Specifically, in November 2024, the FSC initially required virtual asset custodians (the “Custodians”) to establish and publicly announce clear custody policies and procedures regarding the safekeeping of customer’s assets, including the proportion of customers’ virtual assets held in cold versus hot wallets, pursuant to Article 26 of the “Regulations Governing Anti-Money Laundering and Counter-Terrorism Financing for Enterprises or Individuals Engaging in Virtual Asset Services.”
 
Subsequently, in January 2025, the Taiwan Virtual Asset Service Provider Association issued its “Self-Regulatory Codes on Segregated Custody of Assets.” Article 3 of the said codes sets forth the principle of segregated custody, requiring association members to store a certain percentage of their customers’ virtual assets in cold wallets.
 
Thereafter, in March 2025, the FSC issued a public order under FSC Securities Letter No. 1130362692 [1] (the “March 2025 Order”), requiring Custodians that meet specific international information security management standards to store no less than 70% of customer assets in cold wallets. For Custodians that do not meet the aforementioned security standards, the minimum proportion of assets stored in cold wallets was set at 80%.
 
Recently, the FSC further strengthened the regulations for protecting customers’ virtual assets by issuing Order No. 1140385640 [2] in December 2025 to supersede the March 2025 Order. This new Order, effective from January 1, 2026, is outlined as follows:
 
1. All Custodians Must Comply with International Information Security Management Standards

To enhance the security of customer virtual assets held by Custodians, the FSC explicitly requires:

(1) Core System [3] Standards for Custodians: Custodians must obtain international information security certifications such as ISO 27001, ISO 27701, or SOC 2 Type 2.
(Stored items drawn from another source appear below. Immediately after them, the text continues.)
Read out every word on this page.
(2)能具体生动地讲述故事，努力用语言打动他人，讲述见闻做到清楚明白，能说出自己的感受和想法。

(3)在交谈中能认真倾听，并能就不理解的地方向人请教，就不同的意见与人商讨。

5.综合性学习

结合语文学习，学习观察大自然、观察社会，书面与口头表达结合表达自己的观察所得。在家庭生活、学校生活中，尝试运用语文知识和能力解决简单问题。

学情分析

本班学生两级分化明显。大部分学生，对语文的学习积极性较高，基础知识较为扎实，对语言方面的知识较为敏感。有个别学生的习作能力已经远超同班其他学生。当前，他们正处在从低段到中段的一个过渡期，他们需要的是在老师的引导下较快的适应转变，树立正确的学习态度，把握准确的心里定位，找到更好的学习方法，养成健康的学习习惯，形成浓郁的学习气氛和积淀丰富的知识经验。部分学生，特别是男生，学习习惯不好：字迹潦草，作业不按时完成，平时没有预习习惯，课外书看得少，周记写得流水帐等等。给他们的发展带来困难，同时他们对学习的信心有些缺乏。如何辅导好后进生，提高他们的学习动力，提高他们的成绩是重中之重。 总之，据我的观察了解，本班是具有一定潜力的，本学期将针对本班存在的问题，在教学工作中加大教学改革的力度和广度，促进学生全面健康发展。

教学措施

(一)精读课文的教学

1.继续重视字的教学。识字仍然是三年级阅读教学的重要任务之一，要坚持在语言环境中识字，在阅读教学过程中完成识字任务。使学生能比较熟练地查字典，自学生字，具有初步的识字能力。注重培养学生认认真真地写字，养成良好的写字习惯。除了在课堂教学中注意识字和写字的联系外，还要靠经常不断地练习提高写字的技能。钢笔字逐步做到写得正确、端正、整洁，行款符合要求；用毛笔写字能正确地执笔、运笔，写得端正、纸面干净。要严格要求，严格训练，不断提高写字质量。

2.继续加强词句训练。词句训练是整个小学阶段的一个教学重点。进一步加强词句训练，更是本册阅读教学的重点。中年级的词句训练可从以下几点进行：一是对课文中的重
(2) Cloud Service Outsourcing Regulations: If a Custodian’s core system involves cloud services, the outsourced vendor must obtain international information security management standards such as ISO 27017, ISO 27018, the Euro Cloud Star Audit (ECSA), or the Cloud Security Alliance (CSA) STAR certification.
 
2. The Minimum Proportion of Customer Virtual Assets Stored in Cold Wallets Varies by Calculation Basis

The required proportion of customer assets stored in cold versus hot wallets varies depending on the calculation basis adopted by the Custodian:

(1) Calculation Based on "Total Market Value": If the proportion is calculated based on the total market value of the customers' virtual assets, the proportion held in cold wallets must be no less than 85%.
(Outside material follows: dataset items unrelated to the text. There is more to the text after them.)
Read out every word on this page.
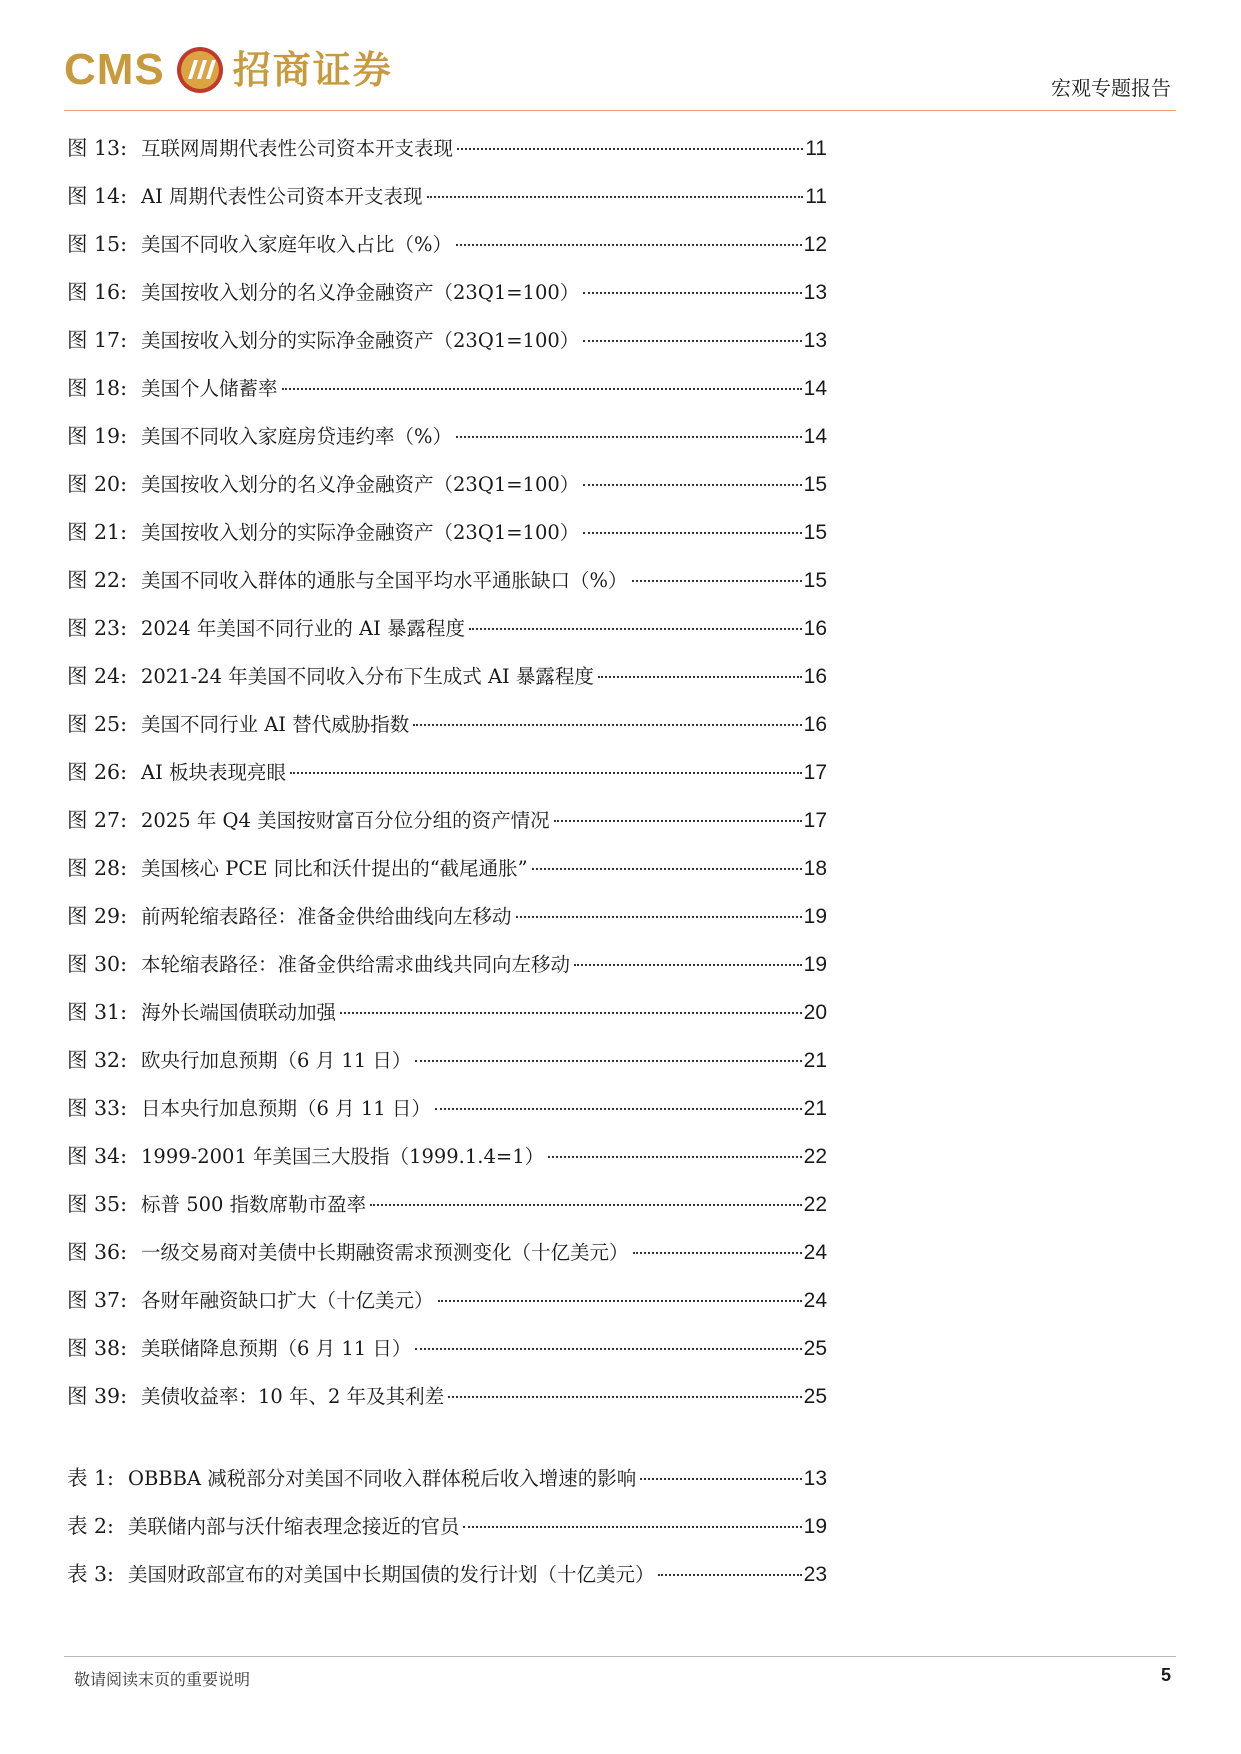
CMS 招商证券	宏观专题报告
图 13: 互联网周期代表性公司资本开支表现	11
图 14: AI 周期代表性公司资本开支表现	11
图 15: 美国不同收入家庭年收入占比（%）	12
图 16: 美国按收入划分的名义净金融资产（23Q1=100）	13
图 17: 美国按收入划分的实际净金融资产（23Q1=100）	13
图 18: 美国个人储蓄率	14
图 19: 美国不同收入家庭房贷违约率（%）	14
图 20: 美国按收入划分的名义净金融资产（23Q1=100）	15
图 21: 美国按收入划分的实际净金融资产（23Q1=100）	15
图 22: 美国不同收入群体的通胀与全国平均水平通胀缺口（%）	15
图 23: 2024 年美国不同行业的 AI 暴露程度	16
图 24: 2021-24 年美国不同收入分布下生成式 AI 暴露程度	16
图 25: 美国不同行业 AI 替代威胁指数	16
图 26: AI 板块表现亮眼	17
图 27: 2025 年 Q4 美国按财富百分位分组的资产情况	17
图 28: 美国核心 PCE 同比和沃什提出的“截尾通胀”	18
图 29: 前两轮缩表路径：准备金供给曲线向左移动	19
图 30: 本轮缩表路径：准备金供给需求曲线共同向左移动	19
图 31: 海外长端国债联动加强	20
图 32: 欧央行加息预期（6 月 11 日）	21
图 33: 日本央行加息预期（6 月 11 日）	21
图 34: 1999-2001 年美国三大股指（1999.1.4=1）	22
图 35: 标普 500 指数席勒市盈率	22
图 36: 一级交易商对美债中长期融资需求预测变化（十亿美元）	24
图 37: 各财年融资缺口扩大（十亿美元）	24
图 38: 美联储降息预期（6 月 11 日）	25
图 39: 美债收益率：10 年、2 年及其利差	25
表 1: OBBBA 减税部分对美国不同收入群体税后收入增速的影响	13
表 2: 美联储内部与沃什缩表理念接近的官员	19
表 3: 美国财政部宣布的对美国中长期国债的发行计划（十亿美元）	23
敬请阅读末页的重要说明	5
(2) Calculation Based on "Quantity of Virtual Assets": If the proportion is calculated based on the quantity of individual virtual assets held for customers, the proportion held in cold wallets must be no less than 75%.
 
The above regulatory developments illustrate that Taiwan’s regulatory framework for virtual assets is still in the development phase. Accordingly, relevant service providers must stay abreast of regulatory updates and make timely adjustments to their internal controls and business operations.
[1] Order No. 1130362692 of the Financial Supervisory Commission, dated March 5, 2025,
https://www.fsc.gov.tw/ch/home.jsp?id=97&parentpath=0,2&mcustomize=multimessage_view.jsp&dataserno=202503050001&dtable=NewsLaw&aplistdn=ou=newlaw,ou=chlaw,ou=ap_root,o=fsc,c=tw
[2] Order No. 1140385640 of the Financial Supervisory Commission, dated December 30, 2025,
https://www.fsc.gov.tw/ch/home.jsp?id=128&parentpath=0,3&mcustomize=lawnew_view.jsp&dataserno=202512300001&dtable=NewsLaw
[3] The “Core System” refers to systems that are essential to the direct provision of custody services to customers or the continuous operation of custody-related business functions, such as systems for asset custody, risk management, and accounting.